Our data is also in agreement with the 2D echocardiography study performed on 22 TOF patients, which demonstrated a clockwise rotation with a rightward displacement of the aortic root due to the lack of conal rotation2. However, no assessment of RVOT development was performed in this study which could be explained by the limited acoustic window of echocardiographic examination.

To our best knowledge, our study is the first study to document that the clockwise rotation angle of the aortic root, due to conal malseptation, is associated with a smaller MPA indexed diameter. These findings support the morphological studies that extensively discussed the geometric features of conal malseptation in TOF13,14,15,16. Studies in chick embryos by Steding and Seidl13 were able to demonstrate that abnormal angulation of the conotruncal border region, created experimentally by a microfilament sling, caused the flow path to be divided unequally, and that flow disturbance may be responsible for TOF malformation.

Furthermore, data by Icardo and Manasek u15,16 suggested that the alterations inflow may influence neural crest cell migration and/or cellular production of fibronectin, an extracellular matrix glycoprotein, which plays a key role in morphogenesis of cardiac and other tissues. This may be responsible for subsequent aberrations in conus underdevelopment. This could explain our results that TOF with pulmonary atresia has a significantly higher rotation angle of the aortic root compared to TOF without pulmonary atresia.

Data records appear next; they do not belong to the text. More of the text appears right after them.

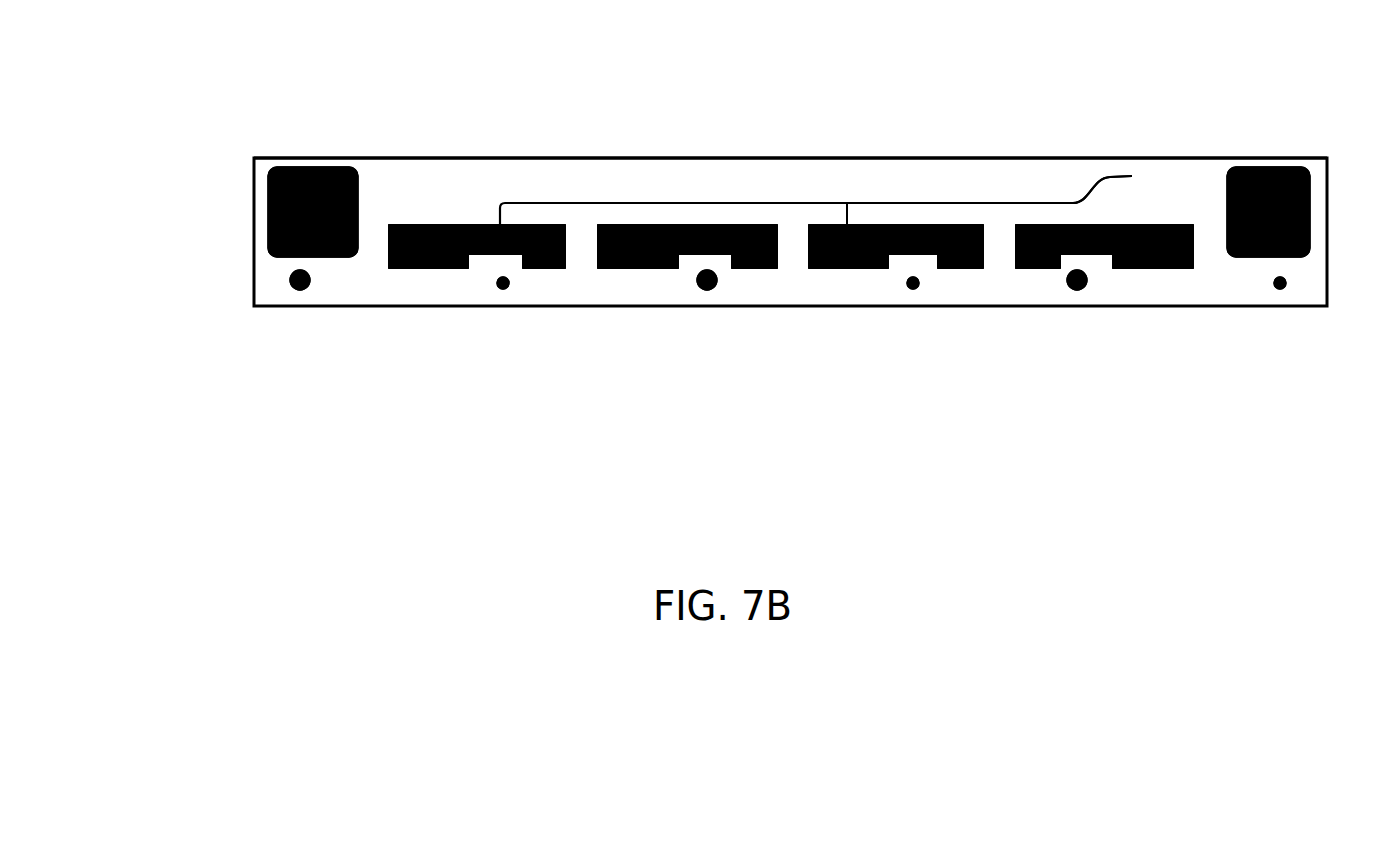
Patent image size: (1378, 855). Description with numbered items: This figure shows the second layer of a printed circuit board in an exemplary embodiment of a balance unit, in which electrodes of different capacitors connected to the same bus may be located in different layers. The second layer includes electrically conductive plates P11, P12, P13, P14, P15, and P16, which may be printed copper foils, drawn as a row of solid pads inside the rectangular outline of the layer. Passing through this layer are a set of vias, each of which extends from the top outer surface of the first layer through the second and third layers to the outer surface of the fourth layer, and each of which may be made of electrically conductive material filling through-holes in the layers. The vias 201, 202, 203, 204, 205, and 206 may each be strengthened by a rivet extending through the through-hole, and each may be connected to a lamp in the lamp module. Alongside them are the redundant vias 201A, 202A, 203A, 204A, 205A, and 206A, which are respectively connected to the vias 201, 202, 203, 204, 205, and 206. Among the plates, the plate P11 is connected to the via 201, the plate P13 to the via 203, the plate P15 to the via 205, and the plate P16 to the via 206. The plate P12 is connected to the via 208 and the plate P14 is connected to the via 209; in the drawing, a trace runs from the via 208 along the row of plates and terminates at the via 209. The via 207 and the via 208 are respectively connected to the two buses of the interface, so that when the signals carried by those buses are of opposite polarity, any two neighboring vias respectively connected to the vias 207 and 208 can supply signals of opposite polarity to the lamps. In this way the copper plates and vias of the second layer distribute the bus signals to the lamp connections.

The via 201 is at (306, 288).
The redundant via 201A is at (272, 331).
The via 202 is at (507, 288).
The redundant via 202A is at (467, 335).
The via 203 is at (713, 288).
The redundant via 203A is at (679, 331).
The via 204 is at (917, 288).
The redundant via 204A is at (875, 335).
The via 205 is at (1083, 288).
The redundant via 205A is at (1047, 331).
The via 206 is at (1280, 257).
The redundant via 206A is at (1318, 335).
The via 207 is at (400, 168).
The via 208 is at (515, 199).
The via 209 is at (1128, 170).
The electrically conductive plate P11 is at (347, 257).
The electrically conductive plate P12 is at (557, 227).
The electrically conductive plate P13 is at (632, 268).
The electrically conductive plate P14 is at (898, 227).
The electrically conductive plate P15 is at (1167, 268).
The electrically conductive plate P16 is at (1227, 183).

Therefore, we believe that our data provide an objective quantitative measurement methodology using the modern cardiac technique for what was previously stated in the morphological studies of TOF disease.

Study limitations

  1. 1.

    Sample size of TOF-PA is small because many of those patients presented in critical clinical status. Therefore, many will have cardiac catheterization rather than MSCT.

  2. 2.

    The proposed cut-off rotation angle of aortic root (58.4°) above which the TOF patients will have atretic pulmonary rather than stenotic pulmonary valve had moderate sensitivity and specificity due to lower sample size. Further multicenter studies could help in the validation of this point more

  3. 3.

    Correlation between the proposed cut-off rotation angle of aortic root and the prognosis of TOF patients is a point for further multi-centers research. We were not able to perform this correlation because many of the TOF patients presented in our territory center from the counter and many African countries for imaging purposes, therefore, their follow-ups were lost.

Conclusion

MSCT provides a quantitative measurement methodology of conal malseptation and its effect in TOF patients. There is a clockwise rotation angle of the aortic root in TOF patients. The clockwise rotation angle of the aortic root correlates negatively with the size of the proximal main pulmonary artery. TOF patients and pulmonary atresia have a larger rotation angle of the aortic root.